Paul's prayer for these believers was not only that they might be preserved alive until
the near return of the Lord Jesus, but that they might be found to His approval when this
great event took place.
Chapter 4: starts with the Greek to loipon, literally `for the rest', hardly `finally' as
the R.V. The "furtherance" of the A.V. seems nearer its meaning, the Apostle continuing
the theme of brotherly love as it works out in practice:
"We beseech and exhort you in the Lord Jesus, that, as ye have received of us how ye
ought to walk and to please God, even as ye do walk, that ye abound more and more"
(4: 1 R.V.).
Note the phrase "even as ye do (or are) walking" in the R.V. which is added by reason
of the best Greek texts. Even though their standard of walk was so exemplary, Paul
would have them not rest on their laurels, but `abound' more and more. Perisseuo
translated `abound' is a typical Pauline word being used by him some 26 times. In this
epistle its occurrences are:
"The Lord make you to increase and abound in love" (3: 12).

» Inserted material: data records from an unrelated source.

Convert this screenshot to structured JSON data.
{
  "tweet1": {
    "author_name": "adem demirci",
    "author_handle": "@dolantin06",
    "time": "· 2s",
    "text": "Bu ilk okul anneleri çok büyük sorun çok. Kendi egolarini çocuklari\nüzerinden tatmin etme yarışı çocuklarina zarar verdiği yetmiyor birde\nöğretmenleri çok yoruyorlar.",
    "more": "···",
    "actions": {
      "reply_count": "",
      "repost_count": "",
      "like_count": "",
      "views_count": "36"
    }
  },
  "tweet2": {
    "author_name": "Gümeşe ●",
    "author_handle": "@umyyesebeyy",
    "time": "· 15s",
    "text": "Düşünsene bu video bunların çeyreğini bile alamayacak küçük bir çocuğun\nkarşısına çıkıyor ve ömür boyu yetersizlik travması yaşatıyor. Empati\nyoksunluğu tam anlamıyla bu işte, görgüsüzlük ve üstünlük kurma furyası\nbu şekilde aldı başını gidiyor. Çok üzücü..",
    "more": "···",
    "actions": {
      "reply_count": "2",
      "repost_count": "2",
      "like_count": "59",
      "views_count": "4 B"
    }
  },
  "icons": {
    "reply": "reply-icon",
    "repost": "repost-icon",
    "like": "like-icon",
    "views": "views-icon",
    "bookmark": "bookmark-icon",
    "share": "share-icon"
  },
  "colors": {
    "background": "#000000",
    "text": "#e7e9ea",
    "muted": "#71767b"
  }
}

"So that ye would abound more and more" (4: 1).
"We beseech you . . . . . that ye increase more and more" (4: 10).
We never get to the limits of practical love in the Christian life. This greatest of all
gifts is best shown in spending and being spent for others, pouring ourselves out, as it
were, in the loving service without stint for fellow-members of the Body of Christ. This
will be not just love--but overflowing love which is such a characteristic feature of God's
unfathomable love to us. It was this that Paul urged the Thessalonian believers to
evidence more and more. What opportunity has the world, the flesh or the devil, to enter
into a gathering of God's people where such a spirit is manifest?
The Apostle refers to the commands he had given them verbally `by the Lord Jesus'.
Later on in the chapter he speaks of details concerning the Lord's parousia or Coming
which he had `by the word of the Lord' (15). This does not necessarily mean, as some
assume, that these matters are entirely new, but Paul received his commission and all it
involved in revelation "not of men, neither by man, but by Jesus Christ and God the
Father" (Gal. 1: 1). It was not necessary to refer them to anything that God had revealed
through the Apostles of the Circumcision or by Christ when on earth. Paul's revelation
from the Lord was complete in all points, and whether some of it characterized truth
given in other callings or not did not matter; it was "by the Lord Jesus", now Risen and
Ascended, and conveyed through himself, an earthen vessel.